Apesar da promessa de aumento na arrecadação, a municipalização não é atraente para a maioria dos gestores. “Os municípios concentram seus recursos em áreas como a saúde, a educação, a segurança e a assistência social”, opina o presidente da Associação Brasileira de Municípios, José do Carmo Garcia. Para o presidente da Associação dos Municípios do Paraná, Valentim Milléo, a municipalização “é um investimento grande para um retorno muito pequeno”.
“É preciso derrubar o mito dos custos”, rebate o diretor do Departamento Nacional de Trânsito (Denatran), Alfredo Peres da Silva. “Para os municípios se integrarem ao Sistema Nacional de Trânsito não significa que devam ser criadas novas e onerosas estruturas. Será possível o cumprimento de todas as exigências com o mínimo de despesas adicionais.”
Castro, nos Campos Gerais, já está integrado ao Sistema Nacional de Trânsito, mas ainda precisa contratar servidores para implantar a municipalização. “O fato mais importante não é a arrecadação, mas trabalhar educativamente para reduzir os acidentes”, aposta o diretor de Segurança Pública Municipal da Secretaria Municipal de Gestão Pública, Antônio Sérgio de Oliveira.
Em Imbituva, nos Campos Gerais, o trânsito ainda não é responsabilidade da prefeitura. De acordo com o engenheiro civil da prefeitura Luiz Roberto Penteado, a mudança é necessária porque o efetivo da Polícia Militar já não é suficiente. “São dois policiais e uma viatura por turno para atender as ocorrências e ainda cuidar do trânsito”, afirma. Para os moradores da cidade, que tem uma frota de 8.274 carros, a falta de educação dos motoristas é o problema. “Ninguém respeita placa de preferencial”, afirma o gerente industrial Agenor Pagatoli.
Califórnia muda só no papel
Em Califórnia, no Norte do estado, a municipalização só existe no papel. A cidade, que tem quase 8 mil habitantes e 3 mil carros, foi incluída no Sistema Nacional de Trânsito em 2001. Para o Departamento Nacional de Trânsito (Denatran), Califórnia está entre os 29 municípios paranaenses municipalizados.

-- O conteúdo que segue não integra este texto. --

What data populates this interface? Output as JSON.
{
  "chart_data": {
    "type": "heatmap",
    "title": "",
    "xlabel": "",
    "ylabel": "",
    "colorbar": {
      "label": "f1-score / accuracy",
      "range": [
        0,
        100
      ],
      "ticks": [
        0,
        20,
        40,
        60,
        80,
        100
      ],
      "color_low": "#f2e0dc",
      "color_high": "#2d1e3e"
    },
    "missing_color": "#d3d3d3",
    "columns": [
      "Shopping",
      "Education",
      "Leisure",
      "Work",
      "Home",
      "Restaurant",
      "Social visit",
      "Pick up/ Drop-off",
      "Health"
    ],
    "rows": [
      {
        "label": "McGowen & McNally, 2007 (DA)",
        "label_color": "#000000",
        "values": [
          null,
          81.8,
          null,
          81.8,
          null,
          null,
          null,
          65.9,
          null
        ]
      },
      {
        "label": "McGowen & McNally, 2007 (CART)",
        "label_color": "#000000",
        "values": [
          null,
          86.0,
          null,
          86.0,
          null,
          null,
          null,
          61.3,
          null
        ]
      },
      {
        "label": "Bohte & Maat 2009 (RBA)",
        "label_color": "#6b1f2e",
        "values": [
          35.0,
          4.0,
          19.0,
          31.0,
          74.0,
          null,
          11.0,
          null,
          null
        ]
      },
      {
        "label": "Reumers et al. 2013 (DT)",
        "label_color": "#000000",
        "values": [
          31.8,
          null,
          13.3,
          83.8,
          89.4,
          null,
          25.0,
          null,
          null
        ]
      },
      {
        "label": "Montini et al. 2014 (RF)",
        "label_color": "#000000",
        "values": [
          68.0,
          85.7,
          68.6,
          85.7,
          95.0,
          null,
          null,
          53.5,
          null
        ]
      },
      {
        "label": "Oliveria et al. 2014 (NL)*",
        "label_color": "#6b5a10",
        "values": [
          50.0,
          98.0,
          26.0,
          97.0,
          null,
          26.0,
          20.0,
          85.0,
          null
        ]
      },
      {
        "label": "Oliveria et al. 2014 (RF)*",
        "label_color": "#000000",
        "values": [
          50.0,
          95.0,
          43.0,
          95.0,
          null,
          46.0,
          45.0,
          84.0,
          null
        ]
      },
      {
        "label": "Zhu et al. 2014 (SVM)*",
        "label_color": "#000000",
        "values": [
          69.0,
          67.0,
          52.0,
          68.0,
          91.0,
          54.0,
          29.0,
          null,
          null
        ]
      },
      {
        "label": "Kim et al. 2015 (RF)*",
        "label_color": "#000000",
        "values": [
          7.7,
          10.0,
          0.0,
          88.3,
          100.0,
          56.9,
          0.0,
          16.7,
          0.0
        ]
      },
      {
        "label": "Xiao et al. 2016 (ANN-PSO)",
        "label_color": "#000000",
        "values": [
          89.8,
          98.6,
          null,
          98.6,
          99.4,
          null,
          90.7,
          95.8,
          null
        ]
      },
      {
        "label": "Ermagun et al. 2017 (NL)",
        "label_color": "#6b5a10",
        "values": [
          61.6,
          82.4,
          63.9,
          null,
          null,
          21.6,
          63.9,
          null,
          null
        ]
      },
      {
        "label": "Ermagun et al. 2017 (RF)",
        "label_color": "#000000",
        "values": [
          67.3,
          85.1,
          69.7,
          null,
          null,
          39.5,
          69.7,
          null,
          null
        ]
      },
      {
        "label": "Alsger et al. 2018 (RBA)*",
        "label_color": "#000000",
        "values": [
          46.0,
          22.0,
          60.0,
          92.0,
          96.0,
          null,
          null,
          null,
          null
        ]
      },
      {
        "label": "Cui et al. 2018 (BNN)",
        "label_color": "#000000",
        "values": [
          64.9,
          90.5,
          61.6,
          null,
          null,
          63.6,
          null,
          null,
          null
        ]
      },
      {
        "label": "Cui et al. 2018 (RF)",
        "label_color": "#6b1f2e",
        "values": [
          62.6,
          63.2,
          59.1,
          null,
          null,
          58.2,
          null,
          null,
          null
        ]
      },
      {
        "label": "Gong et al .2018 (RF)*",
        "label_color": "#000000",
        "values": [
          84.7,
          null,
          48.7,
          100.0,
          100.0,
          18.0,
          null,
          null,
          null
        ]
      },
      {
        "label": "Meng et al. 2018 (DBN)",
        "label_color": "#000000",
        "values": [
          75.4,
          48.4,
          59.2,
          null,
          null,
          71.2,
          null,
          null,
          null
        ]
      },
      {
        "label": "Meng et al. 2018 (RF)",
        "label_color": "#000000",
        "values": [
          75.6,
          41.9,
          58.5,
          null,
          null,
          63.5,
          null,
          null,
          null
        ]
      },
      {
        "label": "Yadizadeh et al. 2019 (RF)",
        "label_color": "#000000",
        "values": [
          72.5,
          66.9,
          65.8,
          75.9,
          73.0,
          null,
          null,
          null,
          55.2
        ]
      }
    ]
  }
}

A cidade sentiu a necessidade de municipalizar o setor por causa do movimento que ganha com a passagem da BR-376, que corta o município. “Mas a idéia não foi adiante e hoje a prefeitura não tem interesse em implantar a mudança”, afirma o secretário de Administração e Finanças, Nivaldo Santos Júnior.
Desde 2006, o Denatran criou o Projeto de Acompanhamento e Monitoramento de Órgãos e Entidades Executivos de Trânsito dos Municípios Integrados ao Sistema Nacional de Trânsito. A comissão faz visitas técnicas aos municípios para identificar problemas e apontar soluções. Mesmo tendo desistido da municipalização, Califórnia foi um dos municípios visitados, em outubro de 2006.

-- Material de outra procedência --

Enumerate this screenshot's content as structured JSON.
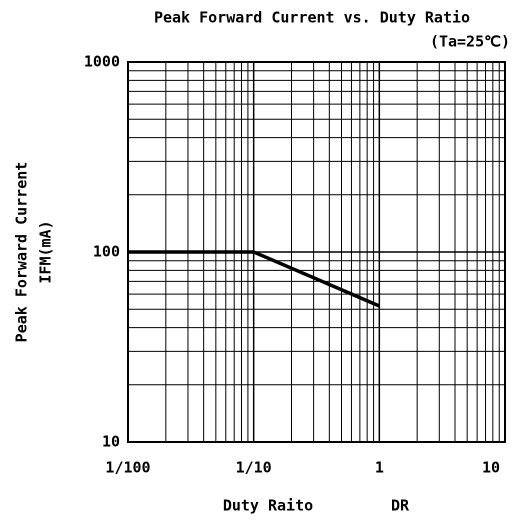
{
  "chart_data": {
    "type": "line",
    "title": "Peak Forward Current vs. Duty Ratio",
    "subtitle": "(Ta=25℃)",
    "y_label_lines": [
      "Peak Forward Current",
      "IFM(mA)"
    ],
    "xlabel": "Duty Raito",
    "xlabel_symbol": "DR",
    "x": [
      0.01,
      0.1,
      1
    ],
    "y": [
      100,
      100,
      52
    ],
    "color": "#000000",
    "xscale": "log",
    "yscale": "log",
    "xlim": [
      0.01,
      10
    ],
    "ylim": [
      10,
      1000
    ],
    "xticks": [
      {
        "value": 0.01,
        "label": "1/100"
      },
      {
        "value": 0.1,
        "label": "1/10"
      },
      1,
      10
    ],
    "yticks": [
      10,
      100,
      1000
    ],
    "grid": true
  }
}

“Acolhendo proposta dos conselhos estaduais de Trânsito, estamos levando ao Conselho Nacional de Trânsito (Contran) proposta de resolução para que a municipalização seja acompanhada pelos conselhos estaduais, garantindo respaldo técnico aos municípios”, adianta o diretor do Denatran, Alfredo Peres da Silva. (MGS)
Municipalização não reduz acidentes em União da Vitória
Um dos objetivos da municipalização no trânsito é a redução de acidentes. Não foi o que aconteceu em União da Vitória, no Sul do Paraná. A prefeitura assumiu a gestão do trânsito no fim de 2006. Naquele ano, o total de acidentes atendidos pela Polícia Militar no perímetro urbano foi de 418. Em 2007, quando se completou o primeiro ano da municipalização, o total chegou a 447, ou seja, um aumento de 6,9%. O número de feridos subiu de 226 para 238 e o de mortos se manteve em três.
Circulam pelas ruas de União da Vitória 20.621 veículos. A frota é parecida com a de Irati, também na Região Sul, que tem 20.301 carros. Embora Irati não tenha o trânsito municipalizado, o número de acidentes é menor que em União da Vitória. Segundo relatório da Polícia Militar, no ano de 2006 houve 366 acidentes em Irati, ou seja, 52 a menos que em União da Vitória, no mesmo período. No ano passado, enquanto em União foram registrados 447 acidentes, em Irati ocorreram 347. A quantidade de feridos e mortos foi a mesma nas duas cidades: 238 pessoas ficaram machucadas nas batidas e três morreram.
Para a diretora de Trânsito de União da Vitória, Juliane Steenzinger, o movimento de carros na cidade aumenta principalmente aos fins de semana devido à proximidade com Santa Catarina. A cidade é dividida apenas por uma linha de trem com Porto União (SC) e, portanto, as frotas se misturam.
Com a municipalização, a prefeitura de União da Vitória pôde investir em programas de educação para o trânsito, sinalização e demarcação de carga e descarga, bem como estacionamento de carros e motos. Apesar dos acidentes, Juliane considera que a municipalização foi benéfica porque aumentaram os recursos para serem investidos no trânsito.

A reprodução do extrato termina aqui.